On top of that, Gray is the brainchild behind the C.O.W.B.O.Y. (Cockeyed Old West Band of Yahoos) Society and its official publication, Kansas Cowboy. He’ll sign you up for $18.67.
(P.S. If your stomach’s growling after Gray talks your ear off, don’t fret. Step across the street to Paden’s Place for a filling chicken-fried steak.)
Next door to the Drovers is Johnny Bingo’s Hats, but he’s not in when I drop by, so I head off to the Hodgden House Museum. An 1880s livery stable, a 1912 one-room school and an 1880s church are housed in the museum complex, in addition to the stone home a gent named Perry Hodgden had built in 1878 after fires swept through Ellsworth in the mid-1870s.
Accommodations in Ellsworth are few and far between, but the Ira E. Lloyd House Bed & Breakfast, a restored 1895 home, comes highly recommended, while the Best Western Garden Prairie Inn is perfect for families.
Now it’s southwest on State Highway 156 to U.S. 56 and on to, at last, the wickedest cow town.
Dodge City
Don’t worry, the “Cowboy Capital of the World” hasn’t forgotten its roots. A scenic turnout east of town doesn’t overlook Fort Dodge or the rolling Kansas prairie. Nope, instead you have a fine view of a sprawling feed lot.
Dodge City attracts more than unfortunate cattle. Tourists—those who believe Matt Dillon was a real marshal (there is a Gunsmoke Street after all, and Miss Kitties are everywhere), and those more familiar with the real West (Wyatt Earp Boulevard’s a main drag)—still make it here.
History buffs can find a wealth of information at the Kansas Heritage Center (1000 Second Ave.) and the Boot Hill Museum library.
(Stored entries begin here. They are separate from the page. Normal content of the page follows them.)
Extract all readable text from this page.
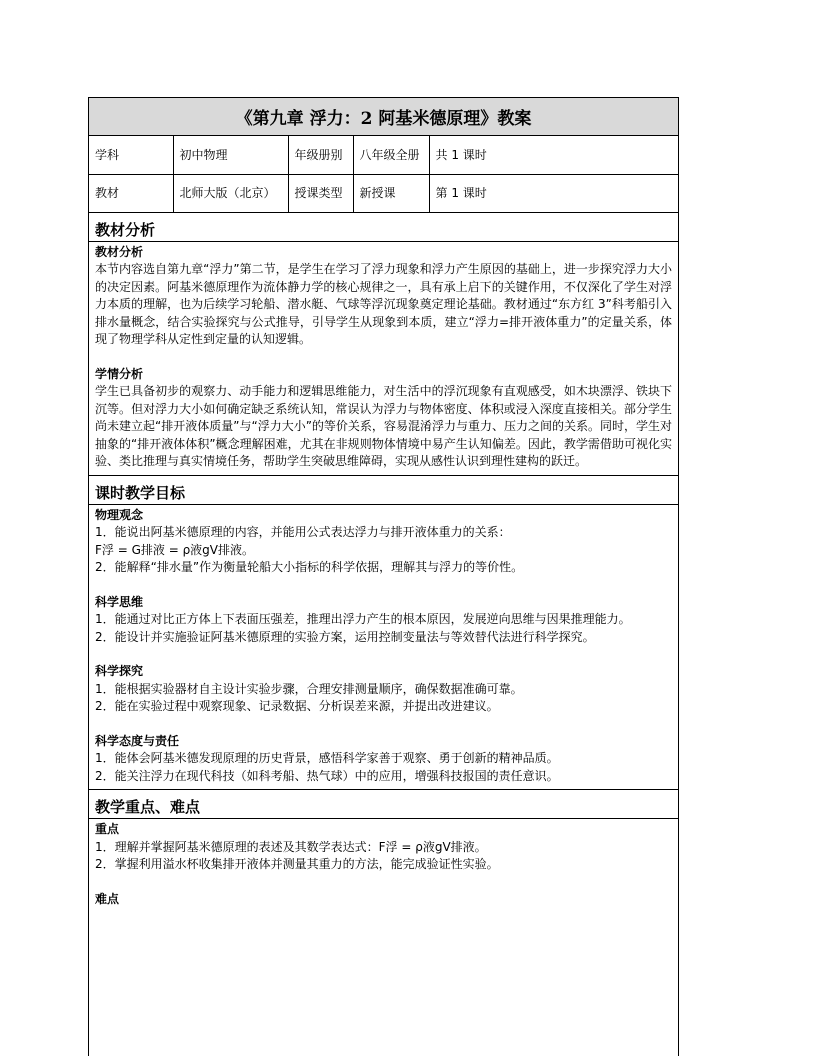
《第九章 浮力：2 阿基米德原理》教案
学科	初中物理	年级册别	八年级全册	共 1 课时
教材	北师大版（北京）	授课类型	新授课	第 1 课时
教材分析
教材分析

本节内容选自第九章“浮力”第二节，是学生在学习了浮力现象和浮力产生原因的基础上，进一步探究浮力大小的决定因素。阿基米德原理作为流体静力学的核心规律之一，具有承上启下的关键作用，不仅深化了学生对浮力本质的理解，也为后续学习轮船、潜水艇、气球等浮沉现象奠定理论基础。教材通过“东方红 3”科考船引入排水量概念，结合实验探究与公式推导，引导学生从现象到本质，建立“浮力=排开液体重力”的定量关系，体现了物理学科从定性到定量的认知逻辑。

学情分析

学生已具备初步的观察力、动手能力和逻辑思维能力，对生活中的浮沉现象有直观感受，如木块漂浮、铁块下沉等。但对浮力大小如何确定缺乏系统认知，常误认为浮力与物体密度、体积或浸入深度直接相关。部分学生尚未建立起“排开液体质量”与“浮力大小”的等价关系，容易混淆浮力与重力、压力之间的关系。同时，学生对抽象的“排开液体体积”概念理解困难，尤其在非规则物体情境中易产生认知偏差。因此，教学需借助可视化实验、类比推理与真实情境任务，帮助学生突破思维障碍，实现从感性认识到理性建构的跃迁。

课时教学目标
物理观念

1．能说出阿基米德原理的内容，并能用公式表达浮力与排开液体重力的关系：

F浮 = G排液 = ρ液gV排液。

2．能解释“排水量”作为衡量轮船大小指标的科学依据，理解其与浮力的等价性。

科学思维

1．能通过对比正方体上下表面压强差，推理出浮力产生的根本原因，发展逆向思维与因果推理能力。

2．能设计并实施验证阿基米德原理的实验方案，运用控制变量法与等效替代法进行科学探究。

科学探究

1．能根据实验器材自主设计实验步骤，合理安排测量顺序，确保数据准确可靠。

2．能在实验过程中观察现象、记录数据、分析误差来源，并提出改进建议。

科学态度与责任

1．能体会阿基米德发现原理的历史背景，感悟科学家善于观察、勇于创新的精神品质。

2．能关注浮力在现代科技（如科考船、热气球）中的应用，增强科技报国的责任意识。

教学重点、难点
重点

1．理解并掌握阿基米德原理的表述及其数学表达式：F浮 = ρ液gV排液。

2．掌握利用溢水杯收集排开液体并测量其重力的方法，能完成验证性实验。

难点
For theater lovers, Wyatt Earp Boulevard isn’t exactly Broadway, but the old depot and Harvey House have been restored into a performing arts center.
Take a narrated trolley ride for an informative look at Dodge City, then stroll over to El Capitan, a bronze statue by Jasper D’Ambrosi that celebrates the trail drives.
Most people think of these cow towns as hardscrabble, but the Home of Stone (112 E. Vine) shows that because of the Santa Fe Trail and the railroad, the citizens weren’t so far from civilization. Built by bootmaker John Mueller in 1881, this three-story limestone house contains several original furnishings and a splendid collection of Ford County history.
And, of course, there’s the Boot Hill Museum (Front and Fifth), located on the original site of Boot Hill Cemetery. We promised something for the cheeseheads when we started this road trip, and the museum acts, such as the Long Branch Variety Show, probably haven’t changed a line in 50-plus years.
Only, don’t write off the museum’s 1876 reconstruction of Front Street buildings as total corn. A lot of the buildings’ furnishings are the real deal. Wander about the museum, check out the displays and go ahead, smile at the corny jokes.
Dodge City was the last great cow town in a relatively brief period (1867-85). There were other cattle towns, of course, but most have forgotten their part in history, or they simply ignore it. The “Buffalo Capital of the World,” “Wickedest Little City in America” and “Beautiful Bibulous Babylon of the Frontier” not only remembers its place in the settling of the Western frontier, Dodge City celebrates it.
I can’t think of a better end of a trail for this cowboy.
Johnny D. Boggs seconds this advice from well-traveled friend Jon Chandler: “Don’t order Mexican food in Kansas.”